Getting started may be easier than it sounds. If your foundation is looking to get started funding local journalism, Friedlich advises considering straight-forward, low-risk early investments like supporting a local news ecosystem information needs assessment or investing in professional training for local journalists. Each of these start-up initiatives is a relatively low-cost, high-impact entry point. Replicable professional training examples include the Lenfest Next Generation Fund and the Constellation News Leadership Initiative. A sample local news needs assessment can be found here: The News Philadelphians Use.

Encourage other funders to align journalism with their existing priorities. If your aim is to build a coalition of funds to support local news, using the framework and messaging of Press Forward can help you make that case. Local journalism is crucial for ensuring that other efforts to address important social issues are addressed. 

Learn and share insights. Friedlich says Press Forward created a new opportunity for ecosystem leaders to learn and share (How The Lenfest Institute is measuring impact in the Philadelphia Media Ecosystem). Successful chapter leaders will take advantage of the opportunity to learn from their peers in other places. 

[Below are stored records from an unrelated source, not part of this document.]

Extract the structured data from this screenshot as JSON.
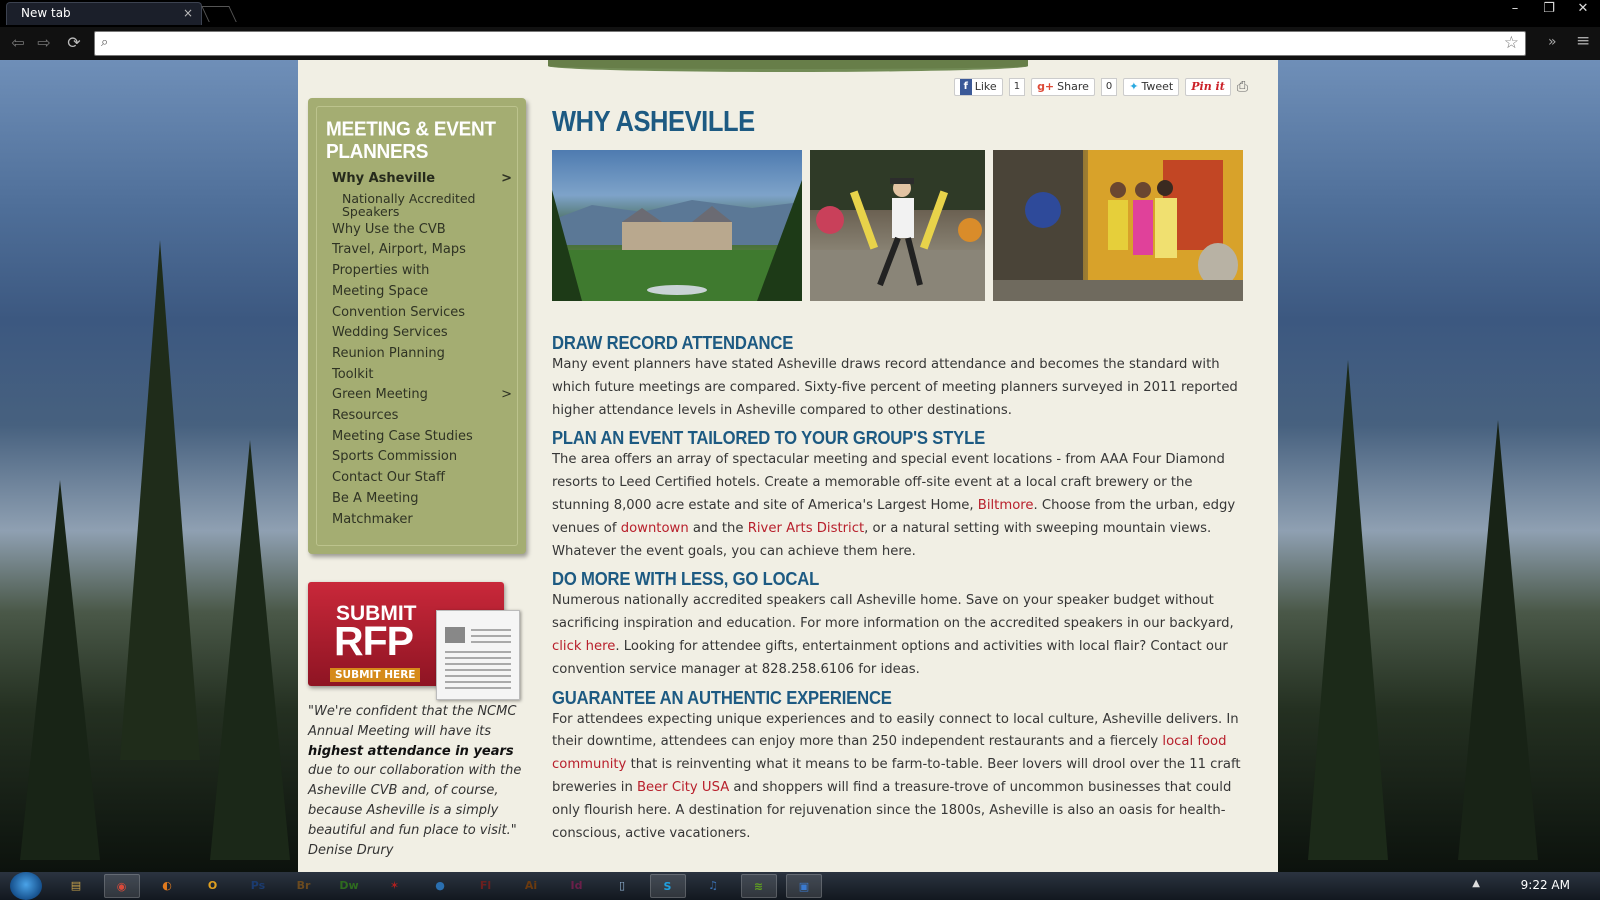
{
  "browser": {
    "tab_title": "New tab",
    "tab_close": "×",
    "win_min": "–",
    "win_max": "❐",
    "win_close": "✕",
    "omnibox_value": "",
    "nav_back": "⇦",
    "nav_forward": "⇨",
    "nav_reload": "⟳",
    "star": "☆",
    "overflow": "»",
    "menu": "≡"
  },
  "share": {
    "like_label": "Like",
    "like_count": "1",
    "share_label": "Share",
    "share_count": "0",
    "tweet_label": "Tweet",
    "pin_label": "Pin it"
  },
  "sidebar": {
    "title": "MEETING & EVENT PLANNERS",
    "items": [
      {
        "label": "Why Asheville",
        "active": true,
        "arrow": ">"
      },
      {
        "label": "Nationally Accredited Speakers",
        "sub": true
      },
      {
        "label": "Why Use the CVB"
      },
      {
        "label": "Travel, Airport, Maps"
      },
      {
        "label": "Properties with"
      },
      {
        "label": "Meeting Space"
      },
      {
        "label": "Convention Services"
      },
      {
        "label": "Wedding Services"
      },
      {
        "label": "Reunion Planning"
      },
      {
        "label": "Toolkit"
      },
      {
        "label": "Green Meeting",
        "arrow": ">"
      },
      {
        "label": "Resources"
      },
      {
        "label": "Meeting Case Studies"
      },
      {
        "label": "Sports Commission"
      },
      {
        "label": "Contact Our Staff"
      },
      {
        "label": "Be A Meeting"
      },
      {
        "label": "Matchmaker"
      }
    ]
  },
  "rfp": {
    "submit": "SUBMIT",
    "rfp": "RFP",
    "here": "SUBMIT HERE"
  },
  "quote": {
    "part1": "\"We're confident that the NCMC Annual Meeting will have its ",
    "bold": "highest attendance in years",
    "part2": " due to our collaboration with the Asheville CVB and, of course, because Asheville is a simply beautiful and fun place to visit.\"",
    "author": "Denise Drury"
  },
  "main": {
    "title": "WHY ASHEVILLE",
    "sections": [
      {
        "heading": "DRAW RECORD ATTENDANCE",
        "parts": [
          {
            "t": "Many event planners have stated Asheville draws record attendance and becomes the standard with which future meetings are compared. Sixty-five percent of meeting planners surveyed in 2011 reported higher attendance levels in Asheville compared to other destinations."
          }
        ]
      },
      {
        "heading": "PLAN AN EVENT TAILORED TO YOUR GROUP'S STYLE",
        "parts": [
          {
            "t": "The area offers an array of spectacular meeting and special event locations - from AAA Four Diamond resorts to Leed Certified hotels. Create a memorable off-site event at a local craft brewery or the stunning 8,000 acre estate and site of America's Largest Home, "
          },
          {
            "t": "Biltmore",
            "link": true
          },
          {
            "t": ". Choose from the urban, edgy venues of "
          },
          {
            "t": "downtown",
            "link": true
          },
          {
            "t": " and the "
          },
          {
            "t": "River Arts District",
            "link": true
          },
          {
            "t": ", or a natural setting with sweeping mountain views. Whatever the event goals, you can achieve them here."
          }
        ]
      },
      {
        "heading": "DO MORE WITH LESS, GO LOCAL",
        "parts": [
          {
            "t": "Numerous nationally accredited speakers call Asheville home. Save on your speaker budget without sacrificing inspiration and education. For more information on the accredited speakers in our backyard, "
          },
          {
            "t": "click here",
            "link": true
          },
          {
            "t": ". Looking for attendee gifts, entertainment options and activities with local flair? Contact our convention service manager at 828.258.6106 for ideas."
          }
        ]
      },
      {
        "heading": "GUARANTEE AN AUTHENTIC EXPERIENCE",
        "parts": [
          {
            "t": "For attendees expecting unique experiences and to easily connect to local culture, Asheville delivers. In their downtime, attendees can enjoy more than 250 independent restaurants and a fiercely "
          },
          {
            "t": "local food community",
            "link": true
          },
          {
            "t": " that is reinventing what it means to be farm-to-table. Beer lovers will drool over the 11 craft breweries in "
          },
          {
            "t": "Beer City USA",
            "link": true
          },
          {
            "t": " and shoppers will find a treasure-trove of uncommon businesses that could only flourish here. A destination for rejuvenation since the 1800s, Asheville is also an oasis for health-conscious, active vacationers."
          }
        ]
      }
    ]
  },
  "taskbar": {
    "clock": "9:22 AM",
    "tray_arrow": "▲",
    "apps": [
      {
        "name": "explorer-icon",
        "glyph": "▤",
        "color": "#c8a24a"
      },
      {
        "name": "chrome-icon",
        "glyph": "◉",
        "color": "#d94a3a",
        "pinned": true
      },
      {
        "name": "firefox-icon",
        "glyph": "◐",
        "color": "#e07a1f"
      },
      {
        "name": "outlook-icon",
        "glyph": "O",
        "color": "#e0a020"
      },
      {
        "name": "photoshop-icon",
        "glyph": "Ps",
        "color": "#1b3b6f"
      },
      {
        "name": "bridge-icon",
        "glyph": "Br",
        "color": "#6b4a1f"
      },
      {
        "name": "dreamweaver-icon",
        "glyph": "Dw",
        "color": "#2e6b1f"
      },
      {
        "name": "acrobat-icon",
        "glyph": "✶",
        "color": "#b02020"
      },
      {
        "name": "app-round-icon",
        "glyph": "●",
        "color": "#2a6fb0"
      },
      {
        "name": "flash-icon",
        "glyph": "Fl",
        "color": "#6b1f1f"
      },
      {
        "name": "illustrator-icon",
        "glyph": "Ai",
        "color": "#6b3a0f"
      },
      {
        "name": "indesign-icon",
        "glyph": "Id",
        "color": "#6b1f4a"
      },
      {
        "name": "notes-icon",
        "glyph": "▯",
        "color": "#8fb0d0"
      },
      {
        "name": "skype-icon",
        "glyph": "S",
        "color": "#1fa0e0",
        "pinned": true
      },
      {
        "name": "itunes-icon",
        "glyph": "♫",
        "color": "#3a6fb0"
      },
      {
        "name": "spotify-icon",
        "glyph": "≋",
        "color": "#5fa020",
        "pinned": true
      },
      {
        "name": "window-app-icon",
        "glyph": "▣",
        "color": "#3a7ad0",
        "pinned": true
      }
    ]
  }
}
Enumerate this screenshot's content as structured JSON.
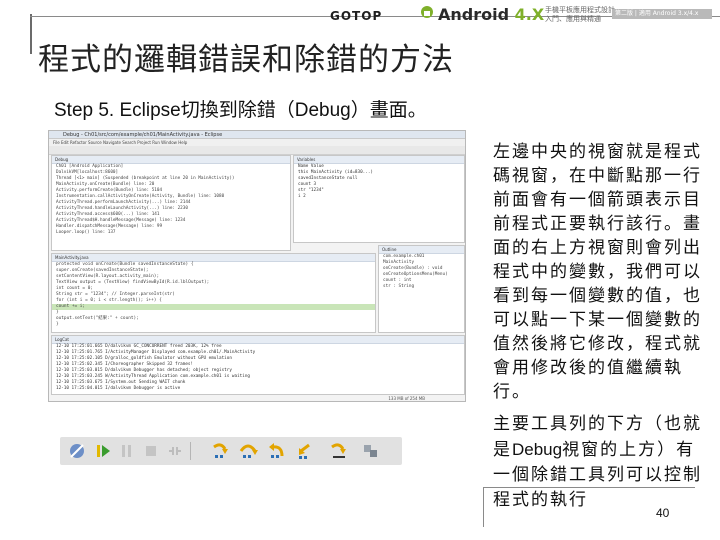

What’s Next: Friedlich says Lenfest and Press Forward Philadelphia will continue to engage in programmatic priorities in three tiers, leveraging opportunities at the individual, organization, and ecosystem levels. They also intend to share what they are learning with other ecosystems and he welcomes conversations about developing strategies that can be replicated in many communities: “Our mission is to share our learning, our successes, and our mistakes with others, to help rebuild local news throughout America.”